Full API: send, recv, trySend, tryRecv, close, isClosed.

Multiplexed channel operations with timeout and default cases:

select do
recv data_ch |msg| do
handle(msg)
end
recv control_ch |cmd| do
execute(cmd)
end
timeout 5000 do
println("Heartbeat timeout")
end
end

  • Fiber creation: ~2 us (stack allocation + thunk copy)
  • Context switch: ~50 ns (register swap, no kernel transition)
  • Channel send/recv (unbuffered): ~100 ns (atomic + fiber wake)
  • Await (fast path): ~20 ns (single atomic CAS)
  • Memory per fiber: ~4 KB overhead + configured stack size

The scheduler uses Chase-Lev work-stealing deques — idle workers steal from the tail of busy workers’ queues. This gives good load distribution without centralized locking.


main() ─── fiber on scheduler
└── nursery
├── spawn task_a() ─── fiber on worker thread 0
├── spawn task_b() ─── fiber on worker thread 1
│ └── nursery (nested)
│ ├── spawn subtask() ─── fiber (may be stolen by any worker)
│ └── spawn subtask() ─── fiber
├── channel(10) ─── bounded typed message queue
└── select ─── multiplexed channel wait

Every fiber belongs to a nursery. Every nursery cleans up before its scope exits. Every error propagates structurally. No orphans. No leaks. No silent failures.

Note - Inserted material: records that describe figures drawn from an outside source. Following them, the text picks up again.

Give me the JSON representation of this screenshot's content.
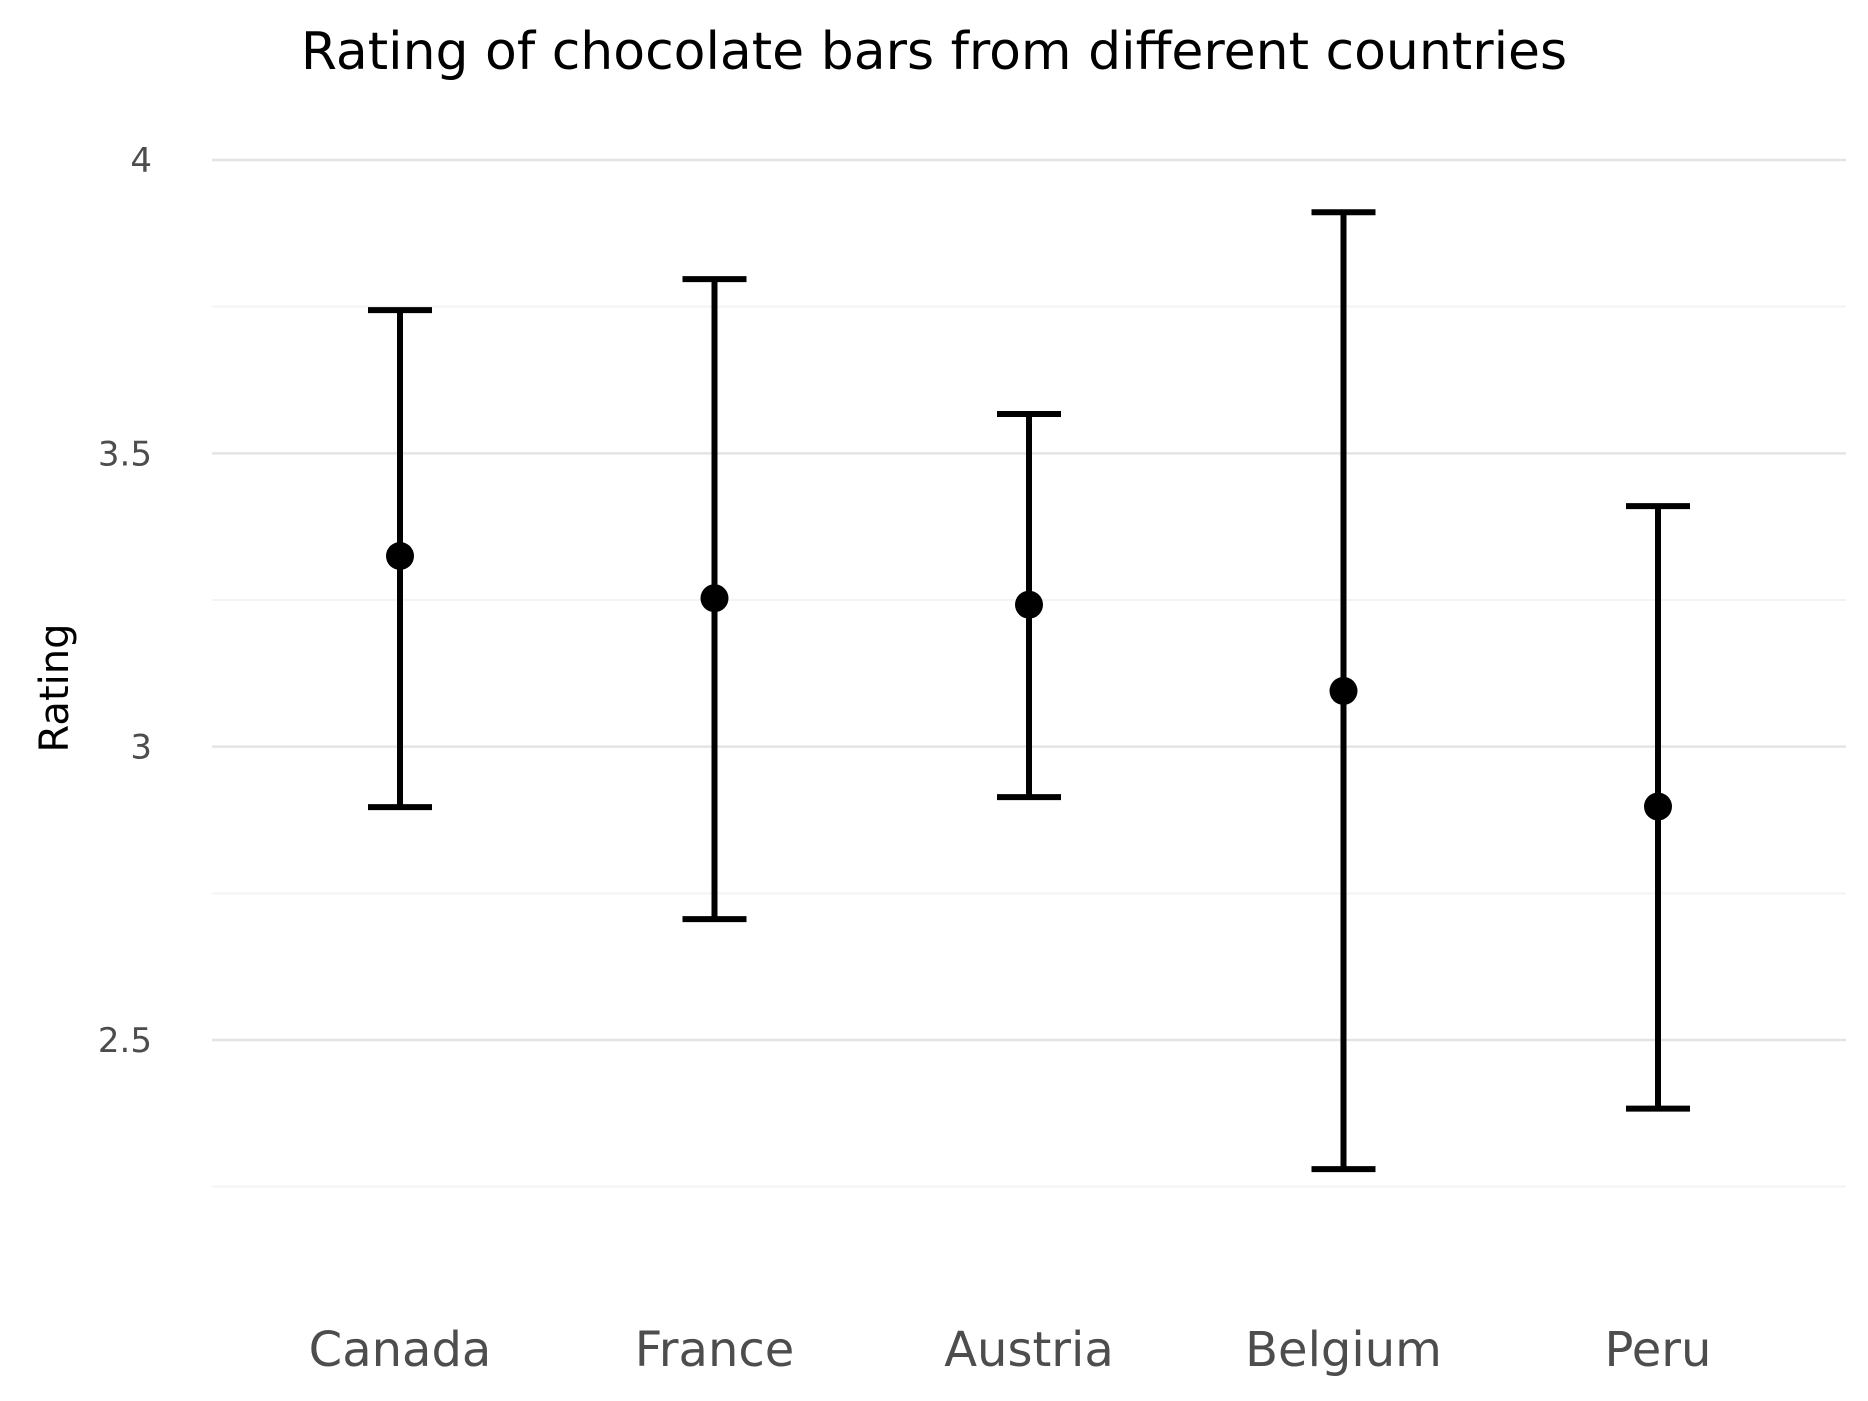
{
  "chart_data": {
    "type": "scatter",
    "title": "Rating of chocolate bars from different countries",
    "xlabel": "",
    "ylabel": "Rating",
    "categories": [
      "Canada",
      "France",
      "Austria",
      "Belgium",
      "Peru"
    ],
    "series": [
      {
        "values": [
          3.325,
          3.253,
          3.242,
          3.095,
          2.898
        ],
        "lower": [
          2.897,
          2.706,
          2.914,
          2.28,
          2.383
        ],
        "upper": [
          3.744,
          3.797,
          3.567,
          3.911,
          3.41
        ]
      }
    ],
    "yticks": [
      "2.5",
      "3",
      "3.5",
      "4"
    ],
    "ylim": [
      2.15,
      4.06
    ],
    "grid": true,
    "legend": "none"
  }
}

  • Actor model:cluster profile with virtual actors (grains) and location-transparent messaging
  • Supervision trees — automatic restart policies for long-running services
  • Distributed channels — cross-node channel communication via the Libertaria protocol stack
  • Preemptive fairness — optional reduction-counting for CPU-bound fibers that don’t yield


“Structured concurrency is not a feature. It is a guarantee.”